Komitmen tersebut diwujudkan melalui berbagai program strategis yang telah dijalankan Pemerintah Kabupaten Pesisir Selatan. Di antaranya Program Nagari Pandai, Nagari Mengaji, Wajib Belajar 13 Tahun, penanganan Anak Tidak Sekolah (ATS), hingga pemerataan akses internet dan pemanfaatan perangkat pembelajaran digital di sekolah.
Berbagai program tersebut dirancang untuk memastikan seluruh anak di Pesisir Selatan memperoleh kesempatan belajar yang sama tanpa terkendala kondisi geografis maupun keterbatasan fasilitas pendidikan.
Pemerintah daerah juga mendorong lahirnya pendidikan yang relevan dengan kebutuhan masa depan melalui penguatan literasi digital, kewirausahaan, serta pengembangan ekonomi kreatif berbasis potensi lokal.
Dengan pendekatan tersebut, lulusan sekolah diharapkan tidak hanya memiliki kemampuan akademik, tetapi juga keterampilan hidup yang mampu meningkatkan daya saing di tengah perubahan dunia kerja yang semakin dinamis.
Dalam forum nasional itu, Hendrajoni turut memaparkan pengalaman Kabupaten Pesisir Selatan dalam membangun sistem pendidikan yang tangguh menghadapi bencana. Sebagai daerah yang memiliki tingkat kerawanan bencana cukup tinggi, keberlangsungan proses belajar menjadi perhatian utama pemerintah daerah.
Ia menjelaskan bahwa kolaborasi antara pemerintah, sekolah, guru, orang tua, dan masyarakat menjadi fondasi penting agar kegiatan belajar mengajar tetap dapat berlangsung dalam berbagai situasi, termasuk ketika terjadi bencana alam.
Keikutsertaan Kabupaten Pesisir Selatan pada Konferensi Pendidikan Indonesia 2026 dipimpin langsung oleh Bupati Hendrajoni sebagai bentuk keseriusan pemerintah daerah dalam membangun jejaring nasional di bidang pendidikan.

Turut mendampingi Bupati dalam kegiatan tersebut Sekretaris Daerah Zainal Arifin, Kepala Dinas Pendidikan dan Kebudayaan Salim Muhaimin, Kepala Badan Perencanaan Pembangunan, Riset dan Inovasi Daerah (Bapperida), Kepala Bagian Protokol dan Komunikasi Pimpinan, Kepala Bagian Umum, serta utusan Lingkar Daerah Belajar Pesisir Selatan.
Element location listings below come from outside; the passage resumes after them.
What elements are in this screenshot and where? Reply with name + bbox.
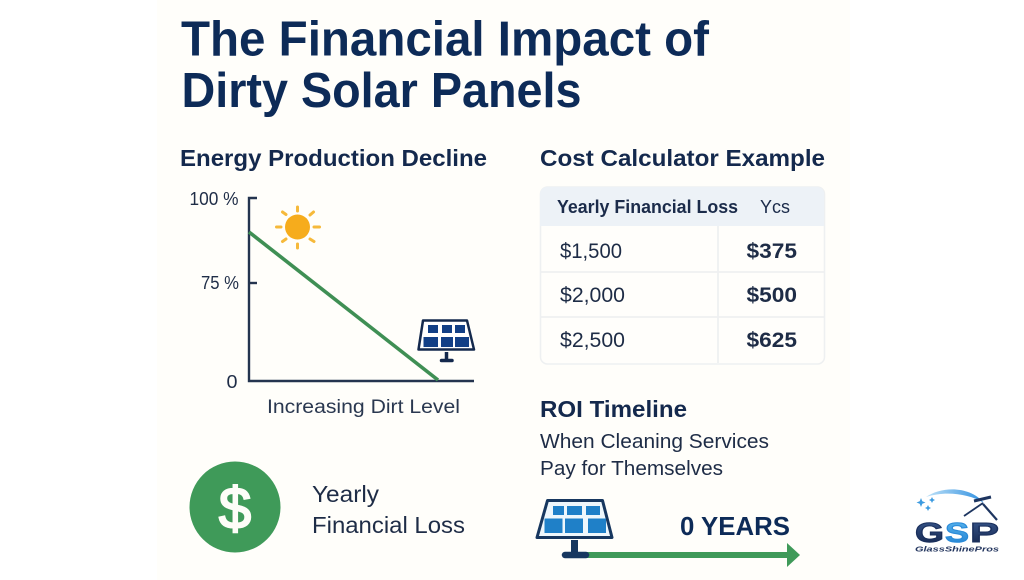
- arrow: [585, 543, 800, 567]
- y axis labels: 75 %: [201, 272, 239, 293]
- table header: [540, 187, 824, 226]
- callout text: [312, 481, 465, 538]
- text: roi subtitle: [540, 431, 769, 480]
- callout: yearly financial loss: [190, 462, 465, 552]
- heading: energy production decline: Energy Production Decline: [180, 145, 487, 171]
- title: [181, 12, 710, 118]
- icon: sun: [276, 207, 320, 248]
- table row: 2500: [560, 329, 797, 352]
- icon: solar panel: [537, 500, 612, 555]
- logo letters: P: [970, 517, 999, 548]
- heading: cost calculator example: Cost Calculator Example: [540, 145, 825, 171]
- y axis labels: 100 %: [190, 188, 238, 209]
- callout text: Yearly: [312, 481, 379, 507]
- x axis label: Increasing Dirt Level: [267, 397, 460, 418]
- icon: solar panel: [418, 320, 474, 360]
- table header: Yearly Financial Loss: [557, 197, 738, 217]
- title: The Financial Impact of: [181, 12, 710, 66]
- text: roi subtitle: Pay for Themselves: [540, 458, 723, 480]
- logo wordmark: GlassShinePros: [915, 546, 999, 554]
- timeline: roi: [537, 500, 800, 567]
- logo letters: G: [915, 517, 944, 548]
- logo sparkles: [916, 497, 935, 511]
- title: Dirty Solar Panels: [182, 64, 582, 118]
- table row: 2500: $625: [746, 329, 797, 352]
- table row: 1500: [560, 240, 797, 263]
- logo swoosh: [926, 489, 984, 503]
- icon: dollar coin: [190, 462, 280, 552]
- table row: 1500: $1,500: [560, 240, 622, 263]
- table header: Ycs: [760, 197, 790, 217]
- decline line: [249, 232, 438, 380]
- logo: GlassShinePros: [915, 489, 999, 554]
- logo squeegee: [964, 497, 997, 520]
- label: 0 years: 0 YEARS: [680, 511, 790, 541]
- logo letters: S: [945, 517, 969, 548]
- heading: roi timeline: ROI Timeline: [540, 396, 687, 422]
- line chart: energy production decline: [190, 188, 474, 418]
- text: roi subtitle: When Cleaning Services: [540, 431, 769, 453]
- table row: 2000: $2,000: [560, 284, 625, 307]
- callout text: Financial Loss: [312, 512, 465, 538]
- table row: 2000: [560, 284, 797, 307]
- y axis labels: 0: [226, 371, 238, 392]
- y axis labels: [190, 188, 239, 392]
- table row: 2000: $500: [746, 284, 797, 307]
- icon: dollar coin: $: [219, 476, 251, 541]
- table: cost calculator: [540, 187, 824, 364]
- table row: 2500: $2,500: [560, 329, 625, 352]
- axes: [249, 198, 474, 381]
- logo letters: [915, 517, 999, 548]
- table row: 1500: $375: [746, 240, 797, 263]
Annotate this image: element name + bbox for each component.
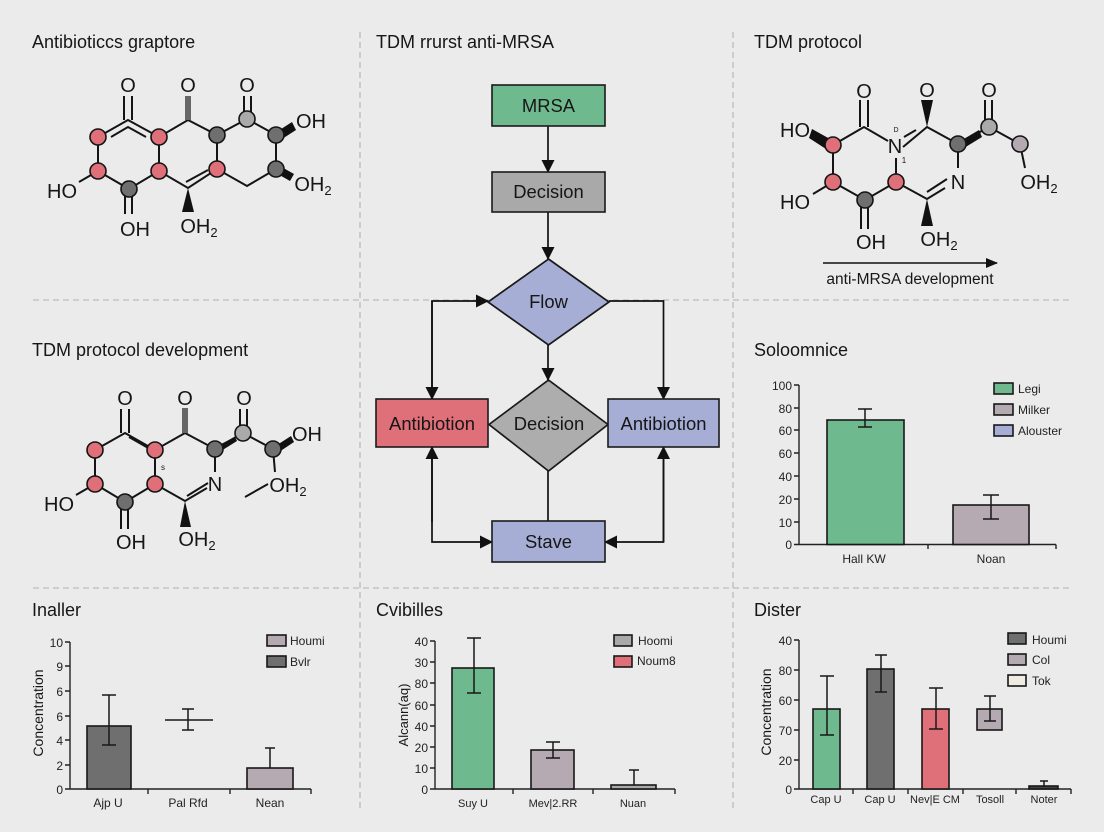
molecule: nitrogen ring structure: 2 — [1050, 181, 1058, 196]
diamond: Decision — [489, 380, 608, 471]
molecule: nitrogen ring structure: OH — [856, 232, 886, 254]
molecule: nitrogen ring structure: HO — [780, 192, 810, 214]
legend — [267, 634, 325, 669]
chart: axes: Concentration — [30, 669, 46, 757]
chart: axes — [772, 379, 1056, 566]
chart: axes: 40 — [779, 470, 792, 484]
molecule: nitrogen ring structure: D — [893, 127, 899, 134]
connectors: flowchart arrows — [432, 126, 664, 542]
bar: Ajp U — [87, 695, 131, 789]
molecule: three-ring structure: OH — [180, 216, 210, 238]
chart: axes: 80 — [779, 402, 792, 416]
chart: axes: 6 — [56, 710, 63, 724]
panel: Soloomnice bar chart — [754, 340, 1062, 566]
molecule: fused ring with side chain: OH — [292, 424, 322, 446]
chart: axes: Nev|E CM — [910, 794, 960, 806]
box: Antibiotion blue: Antibiotion — [621, 413, 706, 434]
heading: Cvibilles: Cvibilles — [376, 600, 443, 620]
legend: Legi — [1018, 382, 1041, 396]
molecule: three-ring structure — [47, 75, 332, 241]
chart: axes: 10 — [50, 636, 63, 650]
legend — [994, 382, 1062, 438]
heading: TDM protocol development: TDM protocol development — [32, 340, 248, 360]
molecule: fused ring with side chain: HO — [44, 494, 74, 516]
legend — [1008, 633, 1067, 688]
legend: Milker — [1018, 403, 1050, 417]
bar: Tosoll — [977, 696, 1002, 730]
molecule: nitrogen ring structure: 1 — [902, 156, 907, 165]
chart: axes: Noan — [977, 552, 1005, 566]
panel: antibiotics graptore — [32, 32, 332, 241]
molecule: three-ring structure: OH — [120, 219, 150, 241]
chart: axes — [396, 635, 675, 810]
legend: Hoomi — [638, 634, 673, 648]
chart: axes: 0 — [785, 538, 792, 552]
legend: Tok — [1032, 674, 1052, 688]
bar: Mev — [531, 742, 574, 789]
bar: Nean — [247, 748, 293, 789]
molecule: nitrogen ring structure: N — [888, 136, 902, 158]
box: Antibiotion red — [376, 399, 488, 447]
chart: axes: 0 — [785, 783, 792, 797]
arrowhead: development direction — [986, 258, 998, 268]
chart: axes: 0 — [421, 783, 428, 797]
diamond: Flow — [488, 259, 609, 345]
panel: TDM protocol — [754, 32, 1058, 288]
legend: Noum8 — [637, 654, 676, 668]
chart: axes: 6 — [56, 685, 63, 699]
chart: axes: Tosoll — [976, 794, 1004, 806]
chart: axes: Noter — [1031, 794, 1058, 806]
chart: axes: 60 — [415, 699, 428, 713]
molecule: three-ring structure: HO — [47, 181, 77, 203]
molecule: three-ring structure: O — [180, 75, 196, 97]
molecule: fused ring with side chain — [44, 388, 322, 554]
molecule: fused ring with side chain: 2 — [299, 484, 307, 499]
chart: axes: 80 — [415, 677, 428, 691]
box: Antibiotion red: Antibiotion — [389, 413, 475, 434]
molecule: nitrogen ring structure: O — [856, 81, 872, 103]
diamond: Flow: Flow — [529, 291, 569, 312]
diamond: Decision: Decision — [514, 413, 584, 434]
bar: Hall KW — [827, 409, 904, 544]
box: Antibiotion blue — [608, 399, 719, 447]
panel: Cvibilles bar chart — [376, 600, 676, 810]
bar: Noter — [1029, 781, 1058, 789]
heading: antibiotics graptore: Antibioticcs graptore — [32, 32, 195, 52]
chart: axes — [30, 636, 311, 810]
box: MRSA — [492, 85, 605, 126]
molecule: fused ring with side chain: N — [208, 474, 222, 496]
chart: axes — [758, 634, 1071, 806]
legend: Col — [1032, 653, 1050, 667]
chart: axes: 10 — [779, 516, 792, 530]
chart: axes: 40 — [415, 635, 428, 649]
bar: Nuan — [611, 770, 656, 789]
legend: Bvlr — [290, 655, 311, 669]
molecule: nitrogen ring structure: OH — [920, 229, 950, 251]
bar: Cap U gray — [867, 655, 894, 789]
chart: axes: Cap U — [864, 794, 896, 806]
heading: Soloomnice: Soloomnice — [754, 340, 848, 360]
molecule: three-ring structure: 2 — [210, 225, 218, 240]
molecule: three-ring structure: OH — [294, 174, 324, 196]
chart: axes: Concentration — [758, 668, 774, 756]
chart: axes: 20 — [415, 741, 428, 755]
chart: axes: Ajp U — [93, 796, 123, 810]
box: Decision: Decision — [513, 181, 584, 202]
heading: TDM rrurst anti-MRSA: TDM rrurst anti-MRSA — [376, 32, 554, 52]
molecule: fused ring with side chain: O — [236, 388, 252, 410]
molecule: fused ring with side chain: O — [117, 388, 133, 410]
legend — [614, 634, 676, 668]
molecule: fused ring with side chain: s — [161, 463, 165, 472]
chart: axes: Mev|2.RR — [529, 798, 577, 810]
molecule: three-ring structure: O — [120, 75, 136, 97]
molecule: nitrogen ring structure: O — [981, 80, 997, 102]
chart: axes: 10 — [415, 762, 428, 776]
chart: axes: Nean — [256, 796, 284, 810]
chart: axes: 100 — [772, 379, 792, 393]
chart: axes: Suy U — [458, 798, 488, 810]
molecule: fused ring with side chain: OH — [178, 529, 208, 551]
panel: Dister bar chart — [754, 600, 1071, 806]
bar: Suy U — [452, 638, 494, 789]
panel: TDM protocol development — [32, 340, 322, 554]
molecule: nitrogen ring structure — [780, 80, 1058, 254]
chart: axes: Cap U — [810, 794, 842, 806]
chart: axes: 80 — [779, 664, 792, 678]
bar: Nev E CM — [922, 688, 949, 789]
box: Stave — [492, 521, 605, 562]
box: MRSA: MRSA — [522, 95, 576, 116]
chart: axes: 0 — [56, 783, 63, 797]
bar: Cap U green — [813, 676, 840, 789]
legend: Houmi — [290, 634, 325, 648]
molecule: nitrogen ring structure: O — [919, 80, 935, 102]
chart: axes: 9 — [56, 660, 63, 674]
molecule: nitrogen ring structure: N — [951, 172, 965, 194]
molecule: three-ring structure: OH — [296, 111, 326, 133]
chart: axes: Pal Rfd — [168, 796, 208, 810]
chart: axes: 4 — [56, 734, 63, 748]
chart: axes: 2 — [56, 759, 63, 773]
chart: axes: Nuan — [620, 798, 646, 810]
legend: Houmi — [1032, 633, 1067, 647]
molecule: three-ring structure: O — [239, 75, 255, 97]
chart: axes: 30 — [415, 656, 428, 670]
panel: Inaller bar chart — [30, 600, 325, 810]
arrow: anti-MRSA development — [823, 262, 997, 264]
molecule: fused ring with side chain: 2 — [208, 538, 216, 553]
marker: Pal Rfd — [165, 709, 213, 730]
chart: axes: 40 — [415, 720, 428, 734]
chart: axes: Hall KW — [842, 552, 886, 566]
chart: axes: 20 — [779, 493, 792, 507]
chart: axes: 60 — [779, 694, 792, 708]
heading: TDM protocol: TDM protocol — [754, 32, 862, 52]
legend: Alouster — [1018, 424, 1062, 438]
molecule: fused ring with side chain: OH — [269, 475, 299, 497]
label: anti-MRSA development: anti-MRSA development — [826, 271, 994, 288]
heading: Dister: Dister — [754, 600, 801, 620]
chart: axes: Alcann(aq) — [396, 684, 411, 746]
molecule: nitrogen ring structure: 2 — [950, 238, 958, 253]
molecule: nitrogen ring structure: HO — [780, 120, 810, 142]
chart: axes: 40 — [779, 634, 792, 648]
chart: axes: 20 — [779, 754, 792, 768]
bar: Noan — [953, 495, 1029, 544]
molecule: three-ring structure: 2 — [324, 183, 332, 198]
chart: axes: 60 — [779, 424, 792, 438]
panel: flowchart TDM anti-MRSA — [376, 32, 719, 562]
chart: axes: 70 — [779, 724, 792, 738]
box: Stave: Stave — [525, 531, 572, 552]
chart: axes: 60 — [779, 447, 792, 461]
heading: Inaller: Inaller — [32, 600, 81, 620]
molecule: nitrogen ring structure: OH — [1020, 172, 1050, 194]
box: Decision — [492, 172, 605, 212]
molecule: fused ring with side chain: O — [177, 388, 193, 410]
molecule: fused ring with side chain: OH — [116, 532, 146, 554]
Selain mengikuti rangkaian konferensi, rombongan juga memanfaatkan kesempatan tersebut untuk memperluas kerja sama dengan berbagai pemerintah daerah dan komunitas pendidikan di Indonesia melalui pertukaran pengalaman mengenai inovasi kebijakan yang berdampak terhadap peningkatan mutu layanan pendidikan.
Penghargaan “Tumbuh Daerah Belajar” yang diraih pada KPI 2026 menjadi pengakuan bahwa arah pembangunan pendidikan di Kabupaten Pesisir Selatan berjalan pada jalur yang tepat. Capaian ini sekaligus memperkuat semangat pemerintah daerah untuk terus menghadirkan inovasi yang berorientasi pada peningkatan kualitas sumber daya manusia.
Bupati Hendrajoni berharap prestasi tersebut menjadi energi baru bagi seluruh insan pendidikan di Kabupaten Pesisir Selatan untuk terus memperkuat kolaborasi, meningkatkan kualitas layanan pendidikan, serta bersama-sama mewujudkan generasi yang cerdas, berkarakter, adaptif, dan siap menghadapi tantangan masa depan.
Menurutnya, keberhasilan pendidikan bukan hanya diukur dari penghargaan yang diraih, tetapi dari semakin terbukanya kesempatan bagi setiap anak untuk tumbuh, belajar, dan meraih cita-citanya. (rik)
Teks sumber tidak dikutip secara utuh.